Schon früh begannen die Probleme bei K., der bei seinem Vater und seiner Stiefmutter aufwächst. Seine leibliche Mutter, so sagt er, sei schon im frühen Kindesalter mit ihm überfordert gewesen und habe ihn dem Vater überlassen.

Prozess in Hanau: Angeklagter berichtet von gescheiterter Schullaufbahn

Es folgt eine Schullaufbahn, die man getrost als gescheitert bezeichnen kann. Auf der ersten Schule sei er aus der ersten Klasse geflogen, nur bis zur siebten Klasse ging er überhaupt zur Schule.
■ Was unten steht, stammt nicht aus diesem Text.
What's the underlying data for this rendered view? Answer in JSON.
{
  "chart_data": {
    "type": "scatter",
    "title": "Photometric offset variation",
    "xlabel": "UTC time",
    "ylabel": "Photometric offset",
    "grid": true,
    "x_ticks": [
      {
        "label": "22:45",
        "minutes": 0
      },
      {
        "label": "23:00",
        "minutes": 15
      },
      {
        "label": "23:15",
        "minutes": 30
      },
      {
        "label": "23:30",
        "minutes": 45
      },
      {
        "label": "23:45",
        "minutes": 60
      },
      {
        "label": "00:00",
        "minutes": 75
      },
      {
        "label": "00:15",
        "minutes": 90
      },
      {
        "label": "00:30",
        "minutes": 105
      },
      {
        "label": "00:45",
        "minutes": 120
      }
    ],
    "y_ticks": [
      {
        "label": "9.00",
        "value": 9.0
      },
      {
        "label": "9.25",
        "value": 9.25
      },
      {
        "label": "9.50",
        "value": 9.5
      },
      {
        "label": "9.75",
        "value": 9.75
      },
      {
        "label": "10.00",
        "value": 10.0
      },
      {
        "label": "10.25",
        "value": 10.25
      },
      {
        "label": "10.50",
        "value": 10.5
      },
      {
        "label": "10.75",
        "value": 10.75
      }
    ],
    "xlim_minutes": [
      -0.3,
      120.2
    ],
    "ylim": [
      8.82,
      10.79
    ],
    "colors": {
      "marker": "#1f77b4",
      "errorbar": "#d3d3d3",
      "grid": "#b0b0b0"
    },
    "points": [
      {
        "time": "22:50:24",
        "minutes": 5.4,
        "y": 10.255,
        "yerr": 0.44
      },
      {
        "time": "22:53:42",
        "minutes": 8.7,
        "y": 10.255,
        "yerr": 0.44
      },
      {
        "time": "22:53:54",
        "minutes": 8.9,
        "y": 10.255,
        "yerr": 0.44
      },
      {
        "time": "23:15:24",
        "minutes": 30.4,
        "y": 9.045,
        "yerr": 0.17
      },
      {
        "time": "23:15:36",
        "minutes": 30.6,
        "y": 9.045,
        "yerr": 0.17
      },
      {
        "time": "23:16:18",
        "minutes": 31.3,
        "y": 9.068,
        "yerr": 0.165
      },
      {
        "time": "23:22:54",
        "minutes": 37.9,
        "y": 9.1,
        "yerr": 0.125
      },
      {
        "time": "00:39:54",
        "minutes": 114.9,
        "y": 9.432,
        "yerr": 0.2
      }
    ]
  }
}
Laut K. wurde bei ihm eine Aufmerksamkeitsdefizit-/Hyperaktivitätsstörung (ADHS) diagnostiziert, auch der Aufenthalt in einer Einrichtung für schwer erziehbare Kinder brachte ihn nicht in die richtige Spur.

Angeklagter berichtet bei Prozessauftakt in Hanau von Drogen und Alkohol

Im Jugendalter kommt es immer wieder zu Streit mit den Eltern, K. kommt bei Freunden unter. Leider bei den falschen. Mit 15 Jahren kommen Alkohol und andere Drogen dazu. „Ich bin abgerutscht in dieser Zeit“, so K.

Hinzu kommt das aggressive Verhalten. „Ich gehe leicht an die Decke“, sagt K. Das Ergebnis: mehrere Akteneinträge wegen Körperverletzung, gefährlicher Körperverletzung, Sachbeschädigung, Diebstahl. 14 Wochen Jugendarrest saß K. bereits ab.

Prozess in Hanau: Angeklagter fiel bereits früher wegen brutaler Tat auf

Besonders interessant ist für die Vorsitzende Richterin Dr. Katharina Jost ein Vorfall aus dem Jahr 2019. Da soll K. einer ehemaligen Freundin, die gerade einmal vier Wochen zuvor ein Kind zur Welt gebracht hatte, im Streit in den Bauch getreten haben. Massive Hämatome und heftige Schmerzen waren die Folgen für die Frau.

Dass er, wie beim Vorfall auf dem Hanauer Freiheitsplatz am 1. Februar 2020, die wehrlos auf dem Boden liegende Frau weiter getreten haben soll, bestreitet K. eilig.

Angeklagter bei Prozess in Hanau gerät immer wieder in Streit

Es ist nicht der einzige Vorfall, in dem es um Freundinnen und mögliche Kontrahenten geht. Auch der Auslöser für den eskalierten Streit auf dem Freiheitsplatz war eine Frau. Ein Bekannter soll einer Freundin von K. bei der Begrüßung ans Gesäß gefasst haben.

Es kommt zum Streit, der laut Staatsanwaltschaft mit einem Tritt mit voller Wucht gegen den Kopf des bereits am Boden liegenden und blutenden Opfers endete. Ein Tritt, der für das Opfer mehrere Frakturen im Gesichtsbereich und eine Gehirnerschütterung zur Folge hatte. Welche Folgen der Tritt für den Angeklagten hat, wird das Gericht klären. Die Verhandlung wird am Mittwoch, 5. August, fortgesetzt.